Görüşülen çocukların yüzde 53’ü doğal afetleri (deprem, orman yangını gibi) en büyük tehdit olarak görürken, işsizlik (%49) ve yoksulluk (%45) öbür büyük korkular ortasında yer alıyor. Salgın hastalıklar ise yüzde 33 ile dördüncü sırada geliyor.

Çocukların yüzde 80’i dijital araçlarda zımnilik ayarlarını nasıl yapacağını bildiğini söylerken, siber zorbalık ve tacizle karşılaşanların oranı yüzde 14. Çocukların dijital dünyayı sırf risk değil, fırsat alanı olarak da değerlendirdiği belirtiliyor.

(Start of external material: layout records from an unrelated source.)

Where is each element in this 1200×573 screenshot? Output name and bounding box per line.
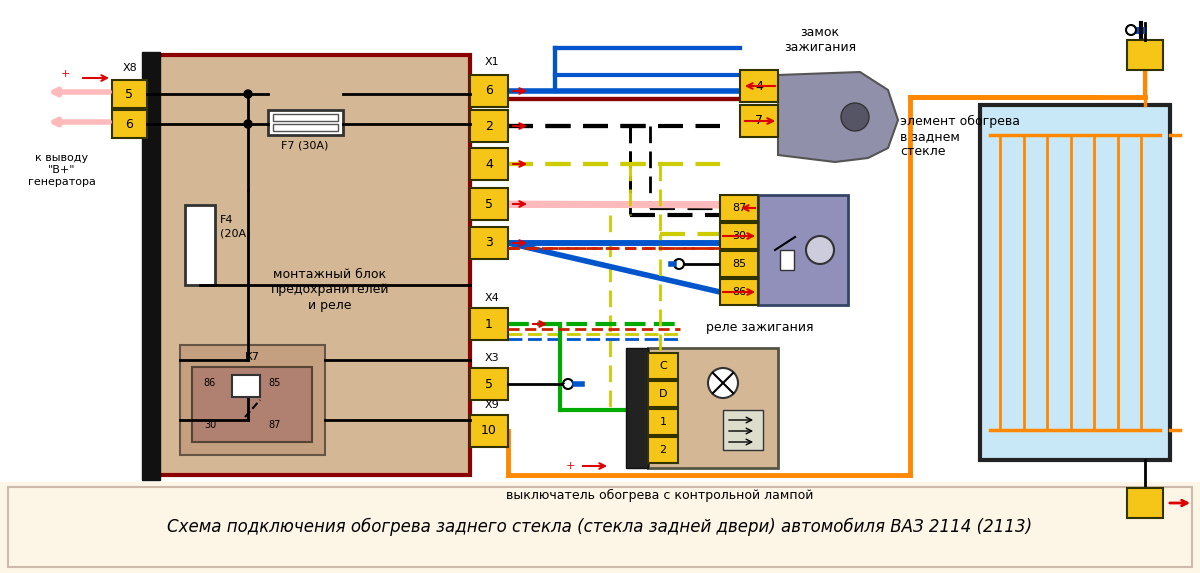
Text: X4: X4 — [485, 293, 499, 303]
Circle shape — [841, 103, 869, 131]
Text: выключатель обогрева с контрольной лампой: выключатель обогрева с контрольной лампо… — [506, 488, 814, 501]
Text: элемент обогрева
в заднем
стекле: элемент обогрева в заднем стекле — [900, 115, 1020, 158]
Bar — [0, 482, 1200, 573]
Text: монтажный блок
предохранителей
и реле: монтажный блок предохранителей и реле — [271, 269, 389, 312]
Bar — [648, 409, 678, 435]
Text: 85: 85 — [732, 259, 746, 269]
Polygon shape — [778, 72, 898, 162]
Bar — [274, 124, 338, 131]
Bar — [740, 70, 778, 102]
Bar — [720, 251, 758, 277]
Bar — [142, 52, 160, 480]
Text: 7: 7 — [755, 115, 763, 128]
Bar — [626, 348, 648, 468]
Text: X8: X8 — [122, 63, 137, 73]
Bar — [648, 437, 678, 463]
Bar — [720, 279, 758, 305]
Text: F4: F4 — [220, 215, 234, 225]
Text: 6: 6 — [126, 117, 133, 131]
Bar — [648, 381, 678, 407]
Text: X3: X3 — [485, 353, 499, 363]
Bar — [112, 110, 148, 138]
Text: К7: К7 — [245, 352, 259, 362]
Bar — [185, 205, 215, 285]
Circle shape — [806, 236, 834, 264]
Circle shape — [674, 259, 684, 269]
Text: F7 (30А): F7 (30А) — [281, 140, 329, 150]
Bar — [470, 75, 508, 107]
Bar — [8, 487, 1192, 567]
Bar — [1127, 488, 1163, 518]
Bar — [780, 250, 794, 270]
Text: 4: 4 — [755, 80, 763, 92]
Text: 1: 1 — [660, 417, 666, 427]
Text: 85: 85 — [269, 378, 281, 388]
Bar — [470, 227, 508, 259]
Text: 6: 6 — [485, 84, 493, 97]
Text: D: D — [659, 389, 667, 399]
Bar — [470, 368, 508, 400]
Text: +: + — [565, 461, 575, 471]
Bar — [192, 367, 312, 442]
Text: 30: 30 — [732, 231, 746, 241]
Bar — [648, 353, 678, 379]
Bar — [470, 415, 508, 447]
Text: 5: 5 — [485, 378, 493, 391]
Text: 2: 2 — [485, 120, 493, 132]
Text: 3: 3 — [485, 237, 493, 249]
Text: 5: 5 — [126, 88, 133, 100]
Circle shape — [708, 368, 738, 398]
Text: 30: 30 — [204, 420, 216, 430]
Text: к выводу
"В+"
генератора: к выводу "В+" генератора — [28, 154, 96, 187]
Circle shape — [244, 90, 252, 98]
Text: замок
зажигания: замок зажигания — [784, 26, 856, 54]
Text: 1: 1 — [485, 317, 493, 331]
Bar — [980, 105, 1170, 460]
Text: 10: 10 — [481, 425, 497, 438]
Bar — [232, 375, 260, 397]
Text: -: - — [560, 378, 565, 391]
Bar — [720, 223, 758, 249]
Text: C: C — [659, 361, 667, 371]
Circle shape — [244, 120, 252, 128]
Circle shape — [1126, 25, 1136, 35]
Text: X9: X9 — [485, 400, 499, 410]
Circle shape — [563, 379, 574, 389]
Bar — [722, 410, 763, 450]
Bar — [758, 195, 848, 305]
Text: X1: X1 — [485, 57, 499, 67]
Text: 87: 87 — [732, 203, 746, 213]
Bar — [470, 110, 508, 142]
Text: 5: 5 — [485, 198, 493, 210]
Bar — [180, 345, 325, 455]
Text: Схема подключения обогрева заднего стекла (стекла задней двери) автомобиля ВАЗ 2: Схема подключения обогрева заднего стекл… — [168, 518, 1032, 536]
Bar — [740, 105, 778, 137]
Bar — [470, 308, 508, 340]
Text: 87: 87 — [269, 420, 281, 430]
Bar — [155, 55, 470, 475]
Bar — [720, 195, 758, 221]
Text: 2: 2 — [660, 445, 666, 455]
Text: +: + — [60, 69, 70, 79]
Bar — [112, 80, 148, 108]
Bar — [274, 114, 338, 121]
Text: 86: 86 — [732, 287, 746, 297]
Text: 4: 4 — [485, 158, 493, 171]
Bar — [648, 348, 778, 468]
Bar — [470, 148, 508, 180]
Bar — [268, 110, 343, 135]
Text: реле зажигания: реле зажигания — [707, 321, 814, 335]
Bar — [1127, 40, 1163, 70]
Text: (20А): (20А) — [220, 228, 251, 238]
Text: 86: 86 — [204, 378, 216, 388]
Bar — [470, 188, 508, 220]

Proje Koordinatörü Prof. Dr. Pınar Uyan Semerci, eğitim sistemindeki imtihan baskısının çocukların âlâ olma halini olumsuz etkilediğini vurgulayarak, “Eğitim ortamlarının sağlam ve destekleyici olması büyük kıymet taşıyor. Çocukların huzurlu bir çocukluk tecrübesi yaşamaları için imtihan baskısının azaltılması gerekiyor” dedi.

Prof. Dr. Emre Erdoğan ise sosyoekonomik eşitsizliklerin çocukların memnunluk ve hayat şartlarını derinden etkilediğini belirtti: “Eşitsizlik, çocukların ömür imkanlarını kısıtlıyor. Daha yeterli eğitim ve sosyoekonomik seviyedeki ailelerde büyüyen çocuklar daha korunaklı ve memnun bir hayat sürüyor.”

Araştırmacı Beğenilen Durmuş, çocukların görüşlerini sürece dahil etmek için Çocuk Müşavere Grubunun ehemmiyetini vurgulayarak, çocukların perspektifinin siyaset oluşturma süreçlerine yansıtılmasının kritik olduğunu söyledi.

Araştırma, Türkiye’de çocukların ömür şartlarının uygunlaştırılması için sosyoekonomik eşitsizliklerin azaltılması, destekleyici eğitim siyasetlerinin uygulanması ve çocuk işçiliğiyle uğraş edilmesi gerektiğini ortaya koyuyor.